My denomination's website used to feature a discussion forum where people could log on and engage in conversation with each other about different topics. Some of these were topical, whether of current events or some faith-related issue, while others were more light-hearted in nature where people could swap snippets of their lives and get to know each other.
For a time, the theological conversations tended to be the most heated. It would bring together a variety of people whose views spanned the spectrum, and as many internet-based interactions go, civility and understanding was not always in abundance. In those days I was much more on the conservative side of things and regularly got mixed up with one or two people who were far more progressive.
I recall one person in particular who tended to go on long flourishing diatribes regarding the movement of all humanity toward wholeness of existence and understanding. Maybe if I could somehow recover those postings I'd appreciate them more now, but at the time they seemed so overloaded with nice mystical-sounding phrases that sounded impressive and nice and might have meant something to the person writing them but just read like hyper-spiritual nonsense.
Those words about unity and wholeness might have meant something, but they were so weighted down by jargon that they didn't translate.
The first thing that a spirituality book--a good, engaging one--needs to do is discern between what will translate to readers and what will just sound like hyper-spiritual nonsense.
The Story of Our Time: From Duality to Interconnectedness to Oneness by Robert Atkinson seems to have too much of the latter and not enough of the former.
It starts out well enough, with observations about how much we don't realize who interconnected we really are. We're more comfortable with dualities, he says; we're used to them because we're told to think in those terms by so many people and entities and media outlets. But once we change such thinking, he observes, "we will want to see [this oneness and wholeness] everywhere" (p. 11). To Atkinson's credit, his premise is clear: how much more could humanity benefit from realizing how much those of different cultures, backgrounds, and beliefs have in common.

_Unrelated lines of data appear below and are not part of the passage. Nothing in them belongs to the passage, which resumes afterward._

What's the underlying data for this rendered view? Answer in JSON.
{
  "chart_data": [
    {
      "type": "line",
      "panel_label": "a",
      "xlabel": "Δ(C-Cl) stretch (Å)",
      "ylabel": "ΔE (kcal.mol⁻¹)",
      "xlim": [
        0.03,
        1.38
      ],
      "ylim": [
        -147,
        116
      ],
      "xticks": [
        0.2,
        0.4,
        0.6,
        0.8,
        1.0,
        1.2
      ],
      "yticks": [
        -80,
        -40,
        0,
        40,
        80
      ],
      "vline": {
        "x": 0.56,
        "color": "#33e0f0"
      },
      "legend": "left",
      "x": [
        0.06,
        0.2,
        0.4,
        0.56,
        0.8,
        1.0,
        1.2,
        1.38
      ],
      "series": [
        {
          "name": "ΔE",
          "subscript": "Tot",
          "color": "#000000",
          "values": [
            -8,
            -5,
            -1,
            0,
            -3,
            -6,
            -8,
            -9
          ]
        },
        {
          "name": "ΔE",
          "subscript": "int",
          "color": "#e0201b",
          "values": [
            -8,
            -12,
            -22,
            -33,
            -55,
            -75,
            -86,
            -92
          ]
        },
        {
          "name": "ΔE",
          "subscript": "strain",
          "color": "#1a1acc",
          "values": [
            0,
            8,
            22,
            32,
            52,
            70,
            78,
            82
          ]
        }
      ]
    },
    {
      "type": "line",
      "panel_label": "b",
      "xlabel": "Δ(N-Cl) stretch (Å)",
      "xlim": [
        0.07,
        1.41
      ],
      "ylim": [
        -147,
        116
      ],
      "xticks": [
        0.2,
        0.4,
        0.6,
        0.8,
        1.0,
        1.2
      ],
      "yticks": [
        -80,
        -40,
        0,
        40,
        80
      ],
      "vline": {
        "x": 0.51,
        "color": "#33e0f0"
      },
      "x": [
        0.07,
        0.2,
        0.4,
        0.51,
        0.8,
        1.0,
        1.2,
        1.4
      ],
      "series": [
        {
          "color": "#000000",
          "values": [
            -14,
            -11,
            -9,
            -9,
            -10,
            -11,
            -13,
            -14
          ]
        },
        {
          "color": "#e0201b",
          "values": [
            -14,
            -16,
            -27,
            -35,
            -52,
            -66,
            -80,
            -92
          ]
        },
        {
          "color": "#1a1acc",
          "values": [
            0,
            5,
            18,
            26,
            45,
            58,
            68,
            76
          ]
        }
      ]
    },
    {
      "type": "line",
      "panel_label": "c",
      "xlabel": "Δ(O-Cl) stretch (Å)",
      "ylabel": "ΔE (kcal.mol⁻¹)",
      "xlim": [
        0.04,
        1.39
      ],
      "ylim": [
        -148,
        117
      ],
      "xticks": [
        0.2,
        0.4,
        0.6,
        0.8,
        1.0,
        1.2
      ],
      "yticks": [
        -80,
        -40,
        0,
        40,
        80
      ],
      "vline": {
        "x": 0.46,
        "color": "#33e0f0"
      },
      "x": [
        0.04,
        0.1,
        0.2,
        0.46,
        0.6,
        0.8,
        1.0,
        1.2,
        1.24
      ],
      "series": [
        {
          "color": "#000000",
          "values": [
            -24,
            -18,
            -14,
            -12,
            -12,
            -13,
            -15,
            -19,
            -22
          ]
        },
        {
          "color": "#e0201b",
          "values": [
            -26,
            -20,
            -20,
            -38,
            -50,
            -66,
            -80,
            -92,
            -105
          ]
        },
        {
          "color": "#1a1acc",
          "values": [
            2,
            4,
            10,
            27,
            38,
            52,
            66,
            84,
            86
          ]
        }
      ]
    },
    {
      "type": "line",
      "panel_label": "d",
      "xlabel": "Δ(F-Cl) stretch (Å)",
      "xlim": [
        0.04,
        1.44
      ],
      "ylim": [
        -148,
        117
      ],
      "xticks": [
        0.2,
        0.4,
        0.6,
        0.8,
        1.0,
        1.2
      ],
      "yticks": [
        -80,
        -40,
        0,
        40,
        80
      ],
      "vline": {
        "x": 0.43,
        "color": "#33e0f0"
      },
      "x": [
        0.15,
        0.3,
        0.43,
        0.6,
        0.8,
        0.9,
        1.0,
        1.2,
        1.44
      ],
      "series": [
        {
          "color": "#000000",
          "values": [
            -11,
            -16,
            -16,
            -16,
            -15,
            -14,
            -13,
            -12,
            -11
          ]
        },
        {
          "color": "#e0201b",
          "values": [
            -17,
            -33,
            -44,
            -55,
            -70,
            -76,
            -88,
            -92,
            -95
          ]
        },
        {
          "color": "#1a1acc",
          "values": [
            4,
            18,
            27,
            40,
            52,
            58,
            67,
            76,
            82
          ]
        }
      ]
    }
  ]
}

It's when he expounds on his point that he weighs his arguments down by the same issues that beset many spirituality books and that put me off to those internet conversations. When taken in small doses, The Story of Our Time makes its points decently, but more than a few pages will yield a certain amount of repetition and, for me anyway, fatigue.
Atkinson moves from our giving into duality to appealing to a combination of reason and seeking the commonality among religious belief systems to work toward greater purpose and shared goals. He appeals to a variety of traditions to accomplish this, including Ba'Hai and Native spirituality, as well as a discussion of Darwinian theory and appeal to human instinct and behavior.
When taken slow, a reader should be able to understand each of these concepts. But if their experience is anything like mine, their eyes might glaze over after a chapter or so.
Maybe I've read too many spirituality books and I'm judging this one unfairly. Atkinson's aims are admirable and clear. At times it gets tripped up by the execution. But curious readers are free to judge for themselves.
(I was sent a free copy of this book to review by the Speakeasy blogging book review network. My opinions are my own.